Despite interest in clinical trials with decentralized elements (DCTs), analysis of their trends in trial registries is lacking due to heterogeneous designs and unstandardized terms. We explored Llama 3, an open-source large language model, to efficiently evaluate these trends. Trial data were sourced from Aggregate Analysis of ClinicalTrials.gov, focusing on drug trials conducted between 2018 and 2023. We utilized three Llama 3 models with a different number of parameters: 8b (model 1), fine-tuned 8b (model 2) with curated data, and 70b (model 3). Prompt engineering enabled sophisticated tasks such as classification of DCTs with explanations and extracting decentralized elements. Model performance, evaluated on a 3-month exploratory test dataset, demonstrated that sensitivity could be improved after fine-tuning from 0.0357 to 0.5385. Low positive predictive value in the fine-tuned model 2 could be improved by focusing on trials with DCT-associated expressions from 0.5385 to 0.9167. However, the extraction of decentralized elements was only properly performed by model 3, which had a larger number of parameters. Based on the results, we screened the entire 6-year dataset after applying DCT-associated expressions. After the subsequent application of models 2 and 3, we identified 692 DCTs. We found that a total of 213 trials were classified as phase 2, followed by 162 phase 4 trials, 112 phase 3 trials, and 92 phase 1 trials. In conclusion, our study demonstrated the potential of large language models for analyzing clinical trial information not structured in a machine-readable format. Managing potential biases during model application is crucial.

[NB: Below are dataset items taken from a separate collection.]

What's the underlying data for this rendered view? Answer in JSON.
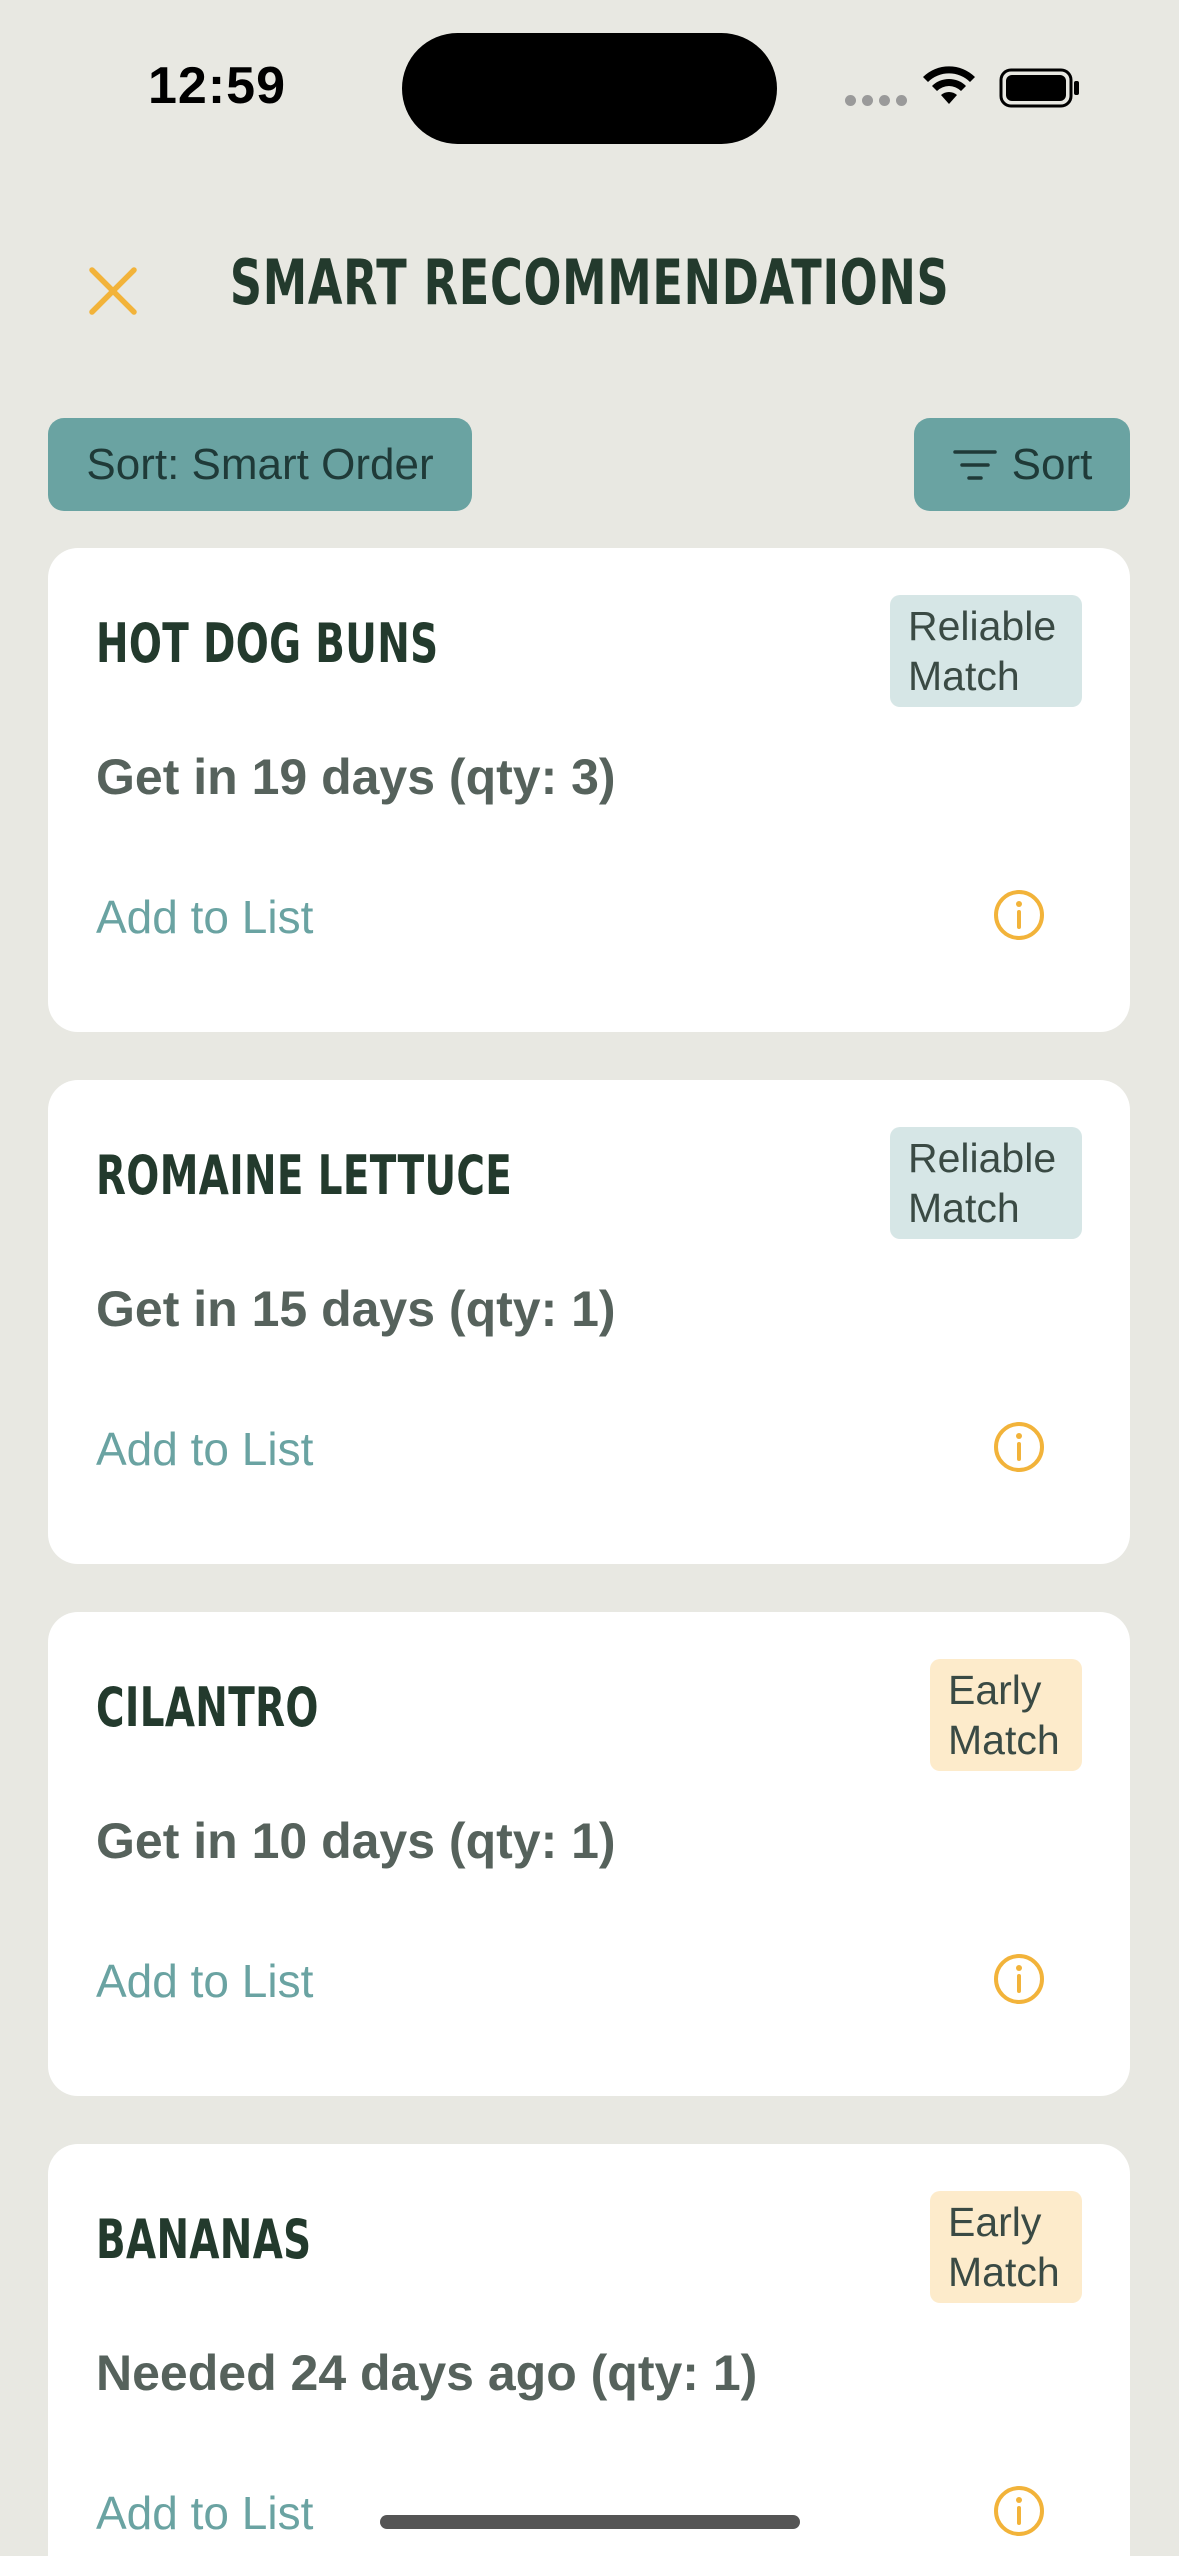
{
  "status_bar": {
    "time": "12:59"
  },
  "header": {
    "title": "SMART RECOMMENDATIONS",
    "close_icon": "close-icon",
    "accent_color": "#f2b33a"
  },
  "controls": {
    "sort_chip_label": "Sort: Smart Order",
    "sort_button_label": "Sort",
    "sort_icon": "sort-lines-icon"
  },
  "recommendations": [
    {
      "name": "HOT DOG BUNS",
      "badge": "Reliable Match",
      "badge_type": "reliable",
      "due": "Get in 19 days (qty: 3)",
      "action": "Add to List"
    },
    {
      "name": "ROMAINE LETTUCE",
      "badge": "Reliable Match",
      "badge_type": "reliable",
      "due": "Get in 15 days (qty: 1)",
      "action": "Add to List"
    },
    {
      "name": "CILANTRO",
      "badge": "Early Match",
      "badge_type": "early",
      "due": "Get in 10 days (qty: 1)",
      "action": "Add to List"
    },
    {
      "name": "BANANAS",
      "badge": "Early Match",
      "badge_type": "early",
      "due": "Needed 24 days ago (qty: 1)",
      "action": "Add to List"
    }
  ],
  "colors": {
    "background": "#e8e8e2",
    "teal": "#6aa3a2",
    "dark_green": "#233a2d",
    "reliable_badge": "#d6e6e6",
    "early_badge": "#fdebcb"
  }
}
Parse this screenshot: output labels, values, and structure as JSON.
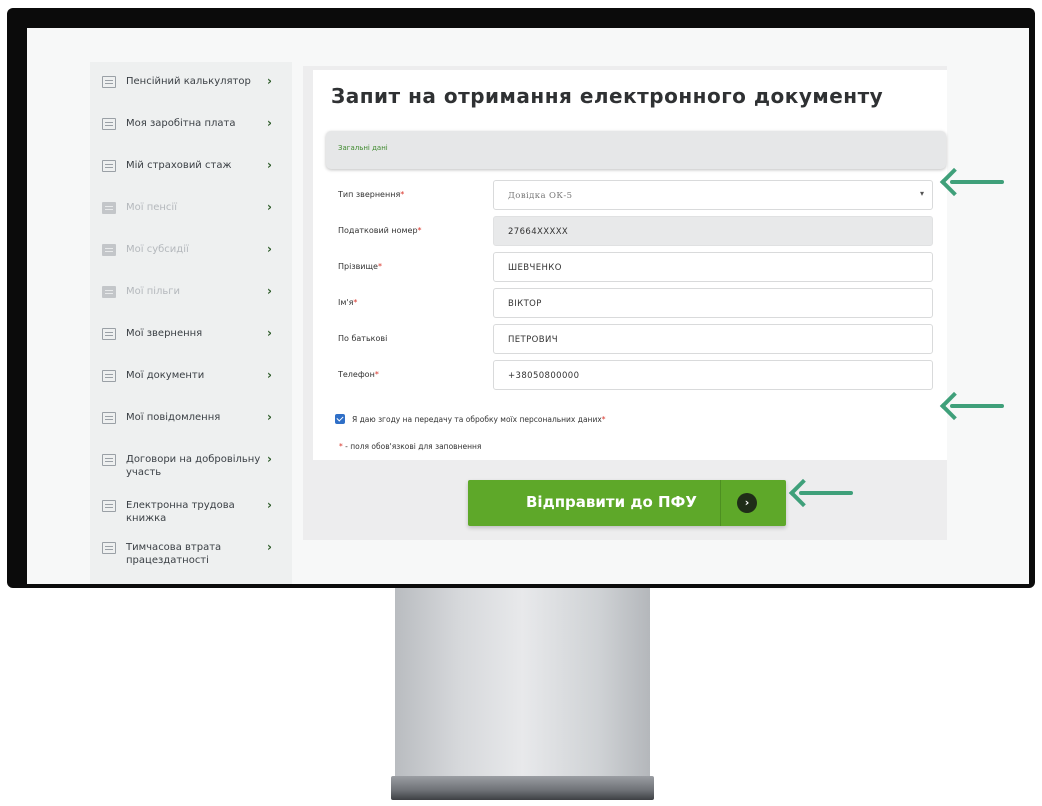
{
  "sidebar": {
    "items": [
      {
        "label": "Пенсійний калькулятор",
        "chevron": "›"
      },
      {
        "label": "Моя заробітна плата",
        "chevron": "›"
      },
      {
        "label": "Мій страховий стаж",
        "chevron": "›"
      },
      {
        "label": "Мої пенсії",
        "chevron": "›"
      },
      {
        "label": "Мої субсидії",
        "chevron": "›"
      },
      {
        "label": "Мої пільги",
        "chevron": "›"
      },
      {
        "label": "Мої звернення",
        "chevron": "›"
      },
      {
        "label": "Мої документи",
        "chevron": "›"
      },
      {
        "label": "Мої повідомлення",
        "chevron": "›"
      },
      {
        "label": "Договори на добровільну участь",
        "chevron": "›"
      },
      {
        "label": "Електронна трудова книжка",
        "chevron": "›"
      },
      {
        "label": "Тимчасова втрата працездатності",
        "chevron": "›"
      }
    ]
  },
  "form": {
    "title": "Запит на отримання електронного документу",
    "section_label": "Загальні дані",
    "required_mark": "*",
    "fields": [
      {
        "label": "Тип звернення",
        "value": "Довідка ОК-5"
      },
      {
        "label": "Податковий номер",
        "value": "27664XXXXX"
      },
      {
        "label": "Прізвище",
        "value": "ШЕВЧЕНКО"
      },
      {
        "label": "Ім'я",
        "value": "ВІКТОР"
      },
      {
        "label": "По батькові",
        "value": "ПЕТРОВИЧ"
      },
      {
        "label": "Телефон",
        "value": "+38050800000"
      }
    ],
    "select_caret": "▾",
    "consent_label": "Я даю згоду на передачу та обробку моїх персональних даних",
    "consent_checked": true,
    "required_note": "- поля обов'язкові для заповнення"
  },
  "submit": {
    "label": "Відправити до ПФУ",
    "icon_glyph": "›"
  },
  "colors": {
    "accent_green": "#5ea829",
    "arrow": "#3fa07a",
    "required": "#d8342a",
    "checkbox": "#2f6fc7"
  }
}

尽管人们对具有去中心化元素的临床试验(DCTs)感兴趣,但由于设计的异质性和术语的不标准化,缺乏对试验注册库中其趋势的分析。我们探索了开源大语言模型Llama 3,以有效评估这些趋势。试验数据来自ClinicalTrials.gov的汇总分析,重点关注2018年至2023年期间进行的药物试验。我们使用了三种具有不同参数数量的Llama 3模型:8b(模型1)、使用精选数据微调的8b(模型2)和70b(模型3)。提示工程实现了复杂的任务,如对DCTs进行带解释的分类以及提取去中心化元素。在一个为期3个月的探索性测试数据集上评估的模型性能表明,微调后敏感性可以从0.0357提高到0.5385。通过关注具有DCT相关表达的试验,微调后的模型2中较低的阳性预测值可以从0.5385提高到0.9167。然而,只有参数数量较多的模型3才能正确执行去中心化元素的提取。基于这些结果,我们在应用DCT相关表达后筛选了整个6年的数据集。在随后应用模型2和3之后,我们确定了692个DCTs。我们发现,共有213项试验被分类为2期,其次是162项4期试验、112项3期试验和92项1期试验。总之,我们的研究证明了大语言模型在分析非机器可读格式结构的临床试验信息方面的潜力。在模型应用过程中管理潜在偏差至关重要。